The Cowcaster is guaranteed to turn heads. That’s because it is one.
The one-of-a-kind guitar, designed and built by artist Brent Gandy of Amarillo, Texas, brims with custom features—from Von Dutch–style pin striping on the back of the neck to a hand-carved bull’s head headstock—all of which are connected to an authentic bull skull.
“I’ve been messing with bull skulls since I was little kid,” says Gandy, the ranch-raised son of a former professional bull rider.
“My brother and I would put bull heads in ant beds, and the ants would clean them down to the bone.” Gandy, who runs an auto body shop, began creating works of art with the skulls, polishing them with the same process he employs to finish cars and inlaying the natural indentations with turquoise.

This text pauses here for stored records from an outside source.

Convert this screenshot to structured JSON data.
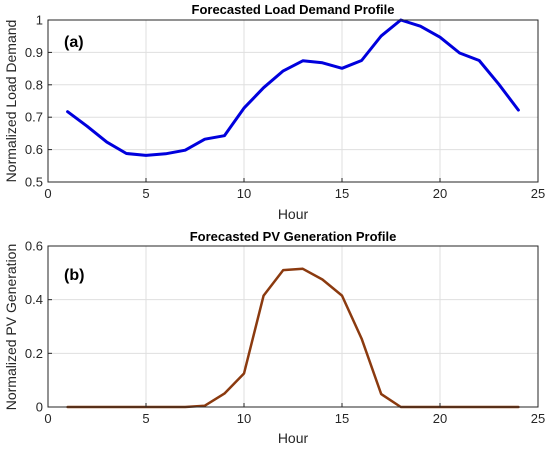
{
  "chart_data": [
    {
      "type": "line",
      "title": "Forecasted Load Demand Profile",
      "panel_label": "(a)",
      "xlabel": "Hour",
      "ylabel": "Normalized Load Demand",
      "xlim": [
        0,
        25
      ],
      "ylim": [
        0.5,
        1
      ],
      "xticks": [
        0,
        5,
        10,
        15,
        20,
        25
      ],
      "yticks": [
        0.5,
        0.6,
        0.7,
        0.8,
        0.9,
        1
      ],
      "ytick_labels": [
        "0.5",
        "0.6",
        "0.7",
        "0.8",
        "0.9",
        "1"
      ],
      "grid": true,
      "series": [
        {
          "color": "#0000dd",
          "x": [
            1,
            2,
            3,
            4,
            5,
            6,
            7,
            8,
            9,
            10,
            11,
            12,
            13,
            14,
            15,
            16,
            17,
            18,
            19,
            20,
            21,
            22,
            23,
            24
          ],
          "values": [
            0.717,
            0.672,
            0.623,
            0.588,
            0.582,
            0.587,
            0.598,
            0.632,
            0.643,
            0.728,
            0.791,
            0.843,
            0.874,
            0.868,
            0.851,
            0.875,
            0.951,
            1.0,
            0.981,
            0.947,
            0.898,
            0.875,
            0.802,
            0.722
          ]
        }
      ]
    },
    {
      "type": "line",
      "title": "Forecasted PV Generation Profile",
      "panel_label": "(b)",
      "xlabel": "Hour",
      "ylabel": "Normalized PV Generation",
      "xlim": [
        0,
        25
      ],
      "ylim": [
        0,
        0.6
      ],
      "xticks": [
        0,
        5,
        10,
        15,
        20,
        25
      ],
      "yticks": [
        0,
        0.2,
        0.4,
        0.6
      ],
      "ytick_labels": [
        "0",
        "0.2",
        "0.4",
        "0.6"
      ],
      "grid": true,
      "series": [
        {
          "color": "#8b3a0f",
          "x": [
            1,
            2,
            3,
            4,
            5,
            6,
            7,
            8,
            9,
            10,
            11,
            12,
            13,
            14,
            15,
            16,
            17,
            18,
            19,
            20,
            21,
            22,
            23,
            24
          ],
          "values": [
            0,
            0,
            0,
            0,
            0,
            0,
            0,
            0.005,
            0.05,
            0.125,
            0.415,
            0.51,
            0.515,
            0.475,
            0.415,
            0.255,
            0.048,
            0,
            0,
            0,
            0,
            0,
            0,
            0
          ]
        }
      ]
    }
  ]
}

But with the Cowcaster, a bovine ode to his idol, fellow Texan Billy Gibbons, Gandy cranked things up a notch. Along with friend and guitar builder Bud Herber, he put together a wish list of Gibbons-preferred components and specs. Then the duo went to work.

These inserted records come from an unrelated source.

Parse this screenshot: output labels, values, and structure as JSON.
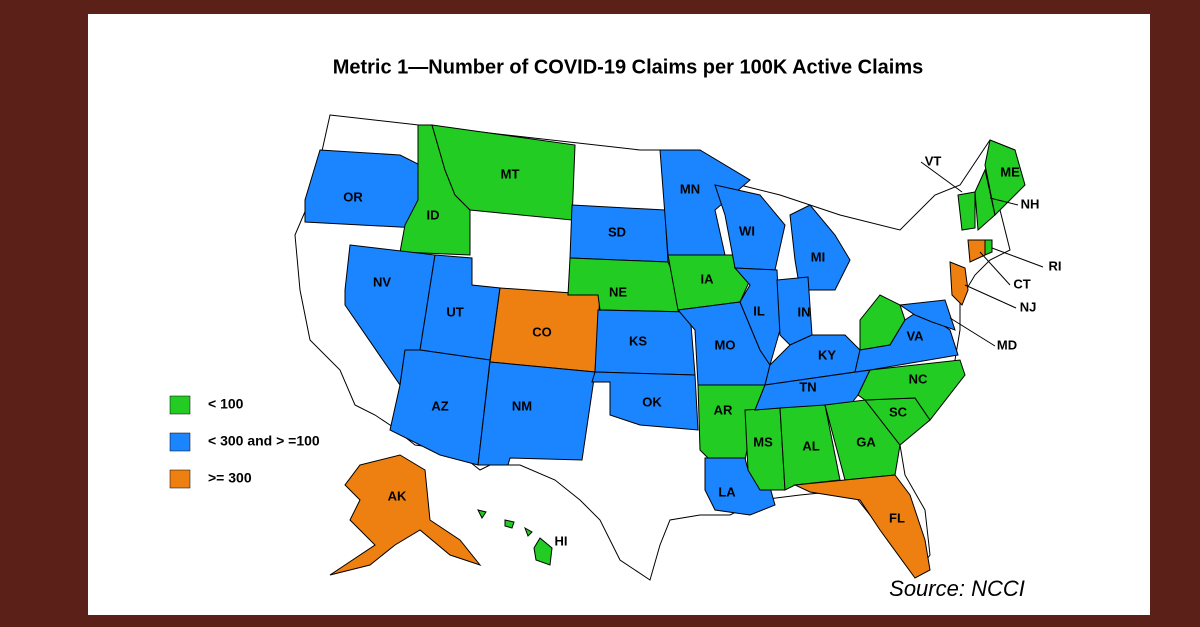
{
  "title": "Metric 1—Number of COVID-19 Claims per 100K Active Claims",
  "legend": [
    {
      "label": "< 100",
      "color": "#22cc22"
    },
    {
      "label": "< 300 and > =100",
      "color": "#1a85ff"
    },
    {
      "label": ">= 300",
      "color": "#ee8011"
    }
  ],
  "states": [
    {
      "abbr": "OR",
      "category": 1
    },
    {
      "abbr": "ID",
      "category": 0
    },
    {
      "abbr": "MT",
      "category": 0
    },
    {
      "abbr": "NV",
      "category": 1
    },
    {
      "abbr": "UT",
      "category": 1
    },
    {
      "abbr": "CO",
      "category": 2
    },
    {
      "abbr": "AZ",
      "category": 1
    },
    {
      "abbr": "NM",
      "category": 1
    },
    {
      "abbr": "SD",
      "category": 1
    },
    {
      "abbr": "NE",
      "category": 0
    },
    {
      "abbr": "KS",
      "category": 1
    },
    {
      "abbr": "OK",
      "category": 1
    },
    {
      "abbr": "MN",
      "category": 1
    },
    {
      "abbr": "IA",
      "category": 0
    },
    {
      "abbr": "MO",
      "category": 1
    },
    {
      "abbr": "AR",
      "category": 0
    },
    {
      "abbr": "LA",
      "category": 1
    },
    {
      "abbr": "WI",
      "category": 1
    },
    {
      "abbr": "IL",
      "category": 1
    },
    {
      "abbr": "MS",
      "category": 0
    },
    {
      "abbr": "MI",
      "category": 1
    },
    {
      "abbr": "IN",
      "category": 1
    },
    {
      "abbr": "KY",
      "category": 1
    },
    {
      "abbr": "TN",
      "category": 1
    },
    {
      "abbr": "AL",
      "category": 0
    },
    {
      "abbr": "GA",
      "category": 0
    },
    {
      "abbr": "FL",
      "category": 2
    },
    {
      "abbr": "SC",
      "category": 0
    },
    {
      "abbr": "NC",
      "category": 0
    },
    {
      "abbr": null,
      "category": 0
    },
    {
      "abbr": "VA",
      "category": 1
    },
    {
      "abbr": "MD",
      "category": 1
    },
    {
      "abbr": "NJ",
      "category": 2
    },
    {
      "abbr": "CT",
      "category": 2
    },
    {
      "abbr": "RI",
      "category": 0
    },
    {
      "abbr": "VT",
      "category": 0
    },
    {
      "abbr": "NH",
      "category": 0
    },
    {
      "abbr": "ME",
      "category": 0
    },
    {
      "abbr": "AK",
      "category": 2
    },
    {
      "abbr": "HI",
      "category": 0
    }
  ],
  "source": "Source: NCCI"
}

“We knew Billy used Seymour Duncan BG-1400 Pearly Gates pickups, so we called and spoke to Maricela Juarez,” says Gandy, referring to Seymour Duncan’s custom shop manager. “She said she was winding two Pearly Gates pickups for Billy. We asked her to wind a third for us.”
The 11-pound guitar has a beefy Warmoth maple neck with a “boat-neck” profile, 22 stainless frets, abalone inlays and Steinberger gearless tuners. Other features include abalone-capped volume and tone knobs and a billet aluminum spine to support the neck. This raging bull blows smoke from its nose and ears, and its eyes and nose light up with red LEDs.
So how does it sound? “Badass,” Gandy says. “It’s throaty and has lots of sustain. Because of the pine body that’s integrated into the skull, it resonates like no other guitar.”